Doxorubicin-loaded folate-mediated pH-responsive micelle based on Bletilla striata polysaccharide: Release mechanism, cellular uptake mechanism, distribution, pharmacokinetics, and antitumor effects.

This study evaluated the potential of folate (FA)-mediated and stearic acid (SA) modified Bletilla striata polysaccharide (FA-BSP-SA) copolymer as the vehicle for targeted delivery of anticancer drugs to tumor tissues and enhanced antitumor efficacy. The critical aggregation concentration, morphology, particle size, and zeta potential of micelles were increased with the reduction of pH values.

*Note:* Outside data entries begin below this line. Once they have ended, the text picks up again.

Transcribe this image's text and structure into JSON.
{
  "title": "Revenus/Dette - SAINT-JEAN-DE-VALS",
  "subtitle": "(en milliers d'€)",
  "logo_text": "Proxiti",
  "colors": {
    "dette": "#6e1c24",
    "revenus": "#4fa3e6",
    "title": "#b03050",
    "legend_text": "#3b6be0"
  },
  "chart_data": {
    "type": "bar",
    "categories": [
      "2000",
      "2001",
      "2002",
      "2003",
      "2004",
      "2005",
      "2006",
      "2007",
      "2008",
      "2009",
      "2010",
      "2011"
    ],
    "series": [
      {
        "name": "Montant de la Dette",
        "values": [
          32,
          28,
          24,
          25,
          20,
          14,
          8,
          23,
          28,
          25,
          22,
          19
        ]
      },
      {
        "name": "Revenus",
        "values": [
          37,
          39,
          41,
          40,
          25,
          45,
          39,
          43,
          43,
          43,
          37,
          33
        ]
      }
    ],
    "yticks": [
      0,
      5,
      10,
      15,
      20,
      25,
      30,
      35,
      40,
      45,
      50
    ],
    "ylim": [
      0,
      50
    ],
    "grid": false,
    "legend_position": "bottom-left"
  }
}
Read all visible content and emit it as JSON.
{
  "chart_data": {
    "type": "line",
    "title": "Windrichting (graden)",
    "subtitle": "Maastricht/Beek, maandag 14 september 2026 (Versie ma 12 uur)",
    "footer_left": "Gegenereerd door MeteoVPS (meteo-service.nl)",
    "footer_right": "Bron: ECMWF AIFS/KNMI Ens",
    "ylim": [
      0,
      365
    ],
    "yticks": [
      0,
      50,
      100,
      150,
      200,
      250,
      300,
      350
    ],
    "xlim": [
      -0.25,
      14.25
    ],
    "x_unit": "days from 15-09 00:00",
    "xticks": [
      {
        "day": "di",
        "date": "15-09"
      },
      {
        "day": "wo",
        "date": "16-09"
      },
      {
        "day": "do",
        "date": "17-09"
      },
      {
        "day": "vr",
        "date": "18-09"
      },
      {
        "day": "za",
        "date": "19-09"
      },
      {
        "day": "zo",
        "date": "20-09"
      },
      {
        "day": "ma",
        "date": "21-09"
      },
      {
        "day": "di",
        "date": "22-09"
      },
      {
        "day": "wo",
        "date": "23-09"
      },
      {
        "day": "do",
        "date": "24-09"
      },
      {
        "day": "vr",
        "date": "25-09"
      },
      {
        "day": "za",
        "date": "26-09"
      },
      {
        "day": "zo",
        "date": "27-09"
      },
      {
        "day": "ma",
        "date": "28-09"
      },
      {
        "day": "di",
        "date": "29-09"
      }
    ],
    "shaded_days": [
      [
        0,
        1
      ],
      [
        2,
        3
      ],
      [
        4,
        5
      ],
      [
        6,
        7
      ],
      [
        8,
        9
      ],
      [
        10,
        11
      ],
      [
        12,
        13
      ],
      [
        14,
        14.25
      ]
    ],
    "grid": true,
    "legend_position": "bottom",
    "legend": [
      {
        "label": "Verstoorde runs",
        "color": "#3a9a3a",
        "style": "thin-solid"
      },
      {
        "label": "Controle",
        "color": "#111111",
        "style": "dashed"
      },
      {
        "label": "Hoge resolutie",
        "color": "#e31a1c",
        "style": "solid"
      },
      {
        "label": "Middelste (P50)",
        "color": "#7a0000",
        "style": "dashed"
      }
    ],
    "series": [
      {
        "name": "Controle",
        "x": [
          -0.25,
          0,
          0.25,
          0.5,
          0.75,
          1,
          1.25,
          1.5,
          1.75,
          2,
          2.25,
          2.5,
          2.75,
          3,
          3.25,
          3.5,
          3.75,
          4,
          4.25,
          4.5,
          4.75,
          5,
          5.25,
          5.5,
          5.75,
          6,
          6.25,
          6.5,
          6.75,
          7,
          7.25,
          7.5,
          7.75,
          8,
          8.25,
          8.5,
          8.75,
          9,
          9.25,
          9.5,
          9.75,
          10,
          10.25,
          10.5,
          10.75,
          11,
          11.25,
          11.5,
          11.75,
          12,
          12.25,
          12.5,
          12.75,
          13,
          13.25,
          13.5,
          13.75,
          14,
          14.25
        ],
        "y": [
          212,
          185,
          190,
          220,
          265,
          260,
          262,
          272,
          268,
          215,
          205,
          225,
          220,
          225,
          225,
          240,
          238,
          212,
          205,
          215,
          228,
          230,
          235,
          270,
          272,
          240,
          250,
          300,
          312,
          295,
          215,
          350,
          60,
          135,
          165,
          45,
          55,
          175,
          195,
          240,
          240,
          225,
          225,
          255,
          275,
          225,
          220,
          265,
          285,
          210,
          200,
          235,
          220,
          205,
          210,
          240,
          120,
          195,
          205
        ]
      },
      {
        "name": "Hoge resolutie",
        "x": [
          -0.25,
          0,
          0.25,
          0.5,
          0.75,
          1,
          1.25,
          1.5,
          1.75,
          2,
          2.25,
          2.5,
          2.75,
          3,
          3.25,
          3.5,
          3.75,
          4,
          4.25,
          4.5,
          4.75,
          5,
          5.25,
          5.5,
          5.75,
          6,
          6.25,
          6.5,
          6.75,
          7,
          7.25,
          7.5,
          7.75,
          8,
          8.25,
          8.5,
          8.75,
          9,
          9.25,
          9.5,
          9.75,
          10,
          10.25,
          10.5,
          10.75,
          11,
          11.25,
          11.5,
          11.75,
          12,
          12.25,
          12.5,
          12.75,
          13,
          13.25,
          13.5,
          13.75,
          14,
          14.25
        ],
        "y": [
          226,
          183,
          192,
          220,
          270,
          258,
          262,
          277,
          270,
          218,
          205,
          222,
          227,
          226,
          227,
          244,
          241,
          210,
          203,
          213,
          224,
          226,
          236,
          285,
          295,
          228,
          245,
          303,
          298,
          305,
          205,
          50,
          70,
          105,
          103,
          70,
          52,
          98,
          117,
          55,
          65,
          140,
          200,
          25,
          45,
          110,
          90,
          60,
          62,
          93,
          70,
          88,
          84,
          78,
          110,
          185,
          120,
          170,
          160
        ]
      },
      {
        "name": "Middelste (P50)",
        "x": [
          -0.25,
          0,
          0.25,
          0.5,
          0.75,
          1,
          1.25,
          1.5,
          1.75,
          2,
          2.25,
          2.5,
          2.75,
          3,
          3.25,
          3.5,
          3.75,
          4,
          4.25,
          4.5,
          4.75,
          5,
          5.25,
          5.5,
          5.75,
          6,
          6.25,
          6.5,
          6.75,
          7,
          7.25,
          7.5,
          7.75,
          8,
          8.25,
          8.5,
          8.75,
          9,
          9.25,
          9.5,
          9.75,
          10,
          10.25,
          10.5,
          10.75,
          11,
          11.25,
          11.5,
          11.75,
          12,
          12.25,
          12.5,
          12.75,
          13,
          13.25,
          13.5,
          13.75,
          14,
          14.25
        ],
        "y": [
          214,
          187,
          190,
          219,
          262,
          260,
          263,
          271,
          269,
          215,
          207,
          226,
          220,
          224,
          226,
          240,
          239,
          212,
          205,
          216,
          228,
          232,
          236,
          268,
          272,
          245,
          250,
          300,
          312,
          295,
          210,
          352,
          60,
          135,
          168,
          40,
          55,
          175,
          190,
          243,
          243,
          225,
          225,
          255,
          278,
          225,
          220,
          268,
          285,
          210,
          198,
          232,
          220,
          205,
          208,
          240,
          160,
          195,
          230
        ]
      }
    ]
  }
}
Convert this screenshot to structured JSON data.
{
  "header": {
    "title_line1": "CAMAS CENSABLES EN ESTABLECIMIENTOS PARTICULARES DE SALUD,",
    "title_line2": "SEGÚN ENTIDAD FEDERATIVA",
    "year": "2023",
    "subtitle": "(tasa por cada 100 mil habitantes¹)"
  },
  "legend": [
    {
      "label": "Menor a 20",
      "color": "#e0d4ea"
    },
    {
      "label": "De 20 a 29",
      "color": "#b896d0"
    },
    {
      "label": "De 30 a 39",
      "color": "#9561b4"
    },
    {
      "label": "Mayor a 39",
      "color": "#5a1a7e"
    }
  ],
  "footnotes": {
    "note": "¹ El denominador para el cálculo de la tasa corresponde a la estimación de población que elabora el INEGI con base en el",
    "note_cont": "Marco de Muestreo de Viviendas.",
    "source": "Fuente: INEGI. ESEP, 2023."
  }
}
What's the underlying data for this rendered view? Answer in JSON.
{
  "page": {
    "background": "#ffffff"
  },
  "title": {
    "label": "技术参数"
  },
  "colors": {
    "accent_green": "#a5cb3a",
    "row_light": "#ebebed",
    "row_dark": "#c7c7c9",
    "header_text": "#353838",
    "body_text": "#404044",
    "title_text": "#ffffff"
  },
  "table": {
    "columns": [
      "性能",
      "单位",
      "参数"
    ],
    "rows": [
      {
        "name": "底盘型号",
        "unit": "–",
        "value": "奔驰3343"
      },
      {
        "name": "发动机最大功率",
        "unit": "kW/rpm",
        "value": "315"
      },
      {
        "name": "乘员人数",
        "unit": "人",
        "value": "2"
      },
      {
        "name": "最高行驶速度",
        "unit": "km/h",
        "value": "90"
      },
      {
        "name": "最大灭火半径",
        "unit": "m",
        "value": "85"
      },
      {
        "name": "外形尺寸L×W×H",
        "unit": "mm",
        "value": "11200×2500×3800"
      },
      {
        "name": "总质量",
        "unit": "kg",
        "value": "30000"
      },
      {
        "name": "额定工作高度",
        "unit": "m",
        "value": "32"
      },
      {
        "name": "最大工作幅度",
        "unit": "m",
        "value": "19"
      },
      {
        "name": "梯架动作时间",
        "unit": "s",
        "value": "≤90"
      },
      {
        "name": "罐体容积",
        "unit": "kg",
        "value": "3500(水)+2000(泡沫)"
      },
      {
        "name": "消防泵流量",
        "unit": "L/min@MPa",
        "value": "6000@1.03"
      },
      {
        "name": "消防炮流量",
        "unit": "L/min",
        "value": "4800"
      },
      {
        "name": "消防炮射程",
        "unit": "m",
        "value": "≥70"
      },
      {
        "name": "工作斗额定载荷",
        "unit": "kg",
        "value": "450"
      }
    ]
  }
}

The complex between doxorubicin (Dox) hydrochloride and sodium cholate via electrostatic interaction was fabricated and then directly encapsulated into FA-BSP-SA micelles. Dox in micelles existed in the status of amorphism. The Dox/FA-BSP-SA micelles demonstrated pH-responsive release behavior under the combination of diffusion and erosion mechanism. They could clearly strengthen the cellular uptake of Dox and inhibit the proliferation and the migration of tumor cells compared with the Dox/BSP-SA micelles and the free Dox. The Dox/FA-BSP-SA micelles were further delivered to lysosomes, mainly due to clathrin-mediated endocytosis. The FA-BSP-SA micelles distinctly improved the absolute bioavailability of Dox compared with the free Dox and the Dox/BSP-SA micelles (p < 0.01) and prolong the mean residence time. The Dox/FA-BSP-SA micelles significantly increased the drug enrichment in the tumor sites and enhanced the antitumor effects in vivo. Taken together, the FA-BSP-SA micelle could be exploited as a potential platform for targeting anticancer drug delivery.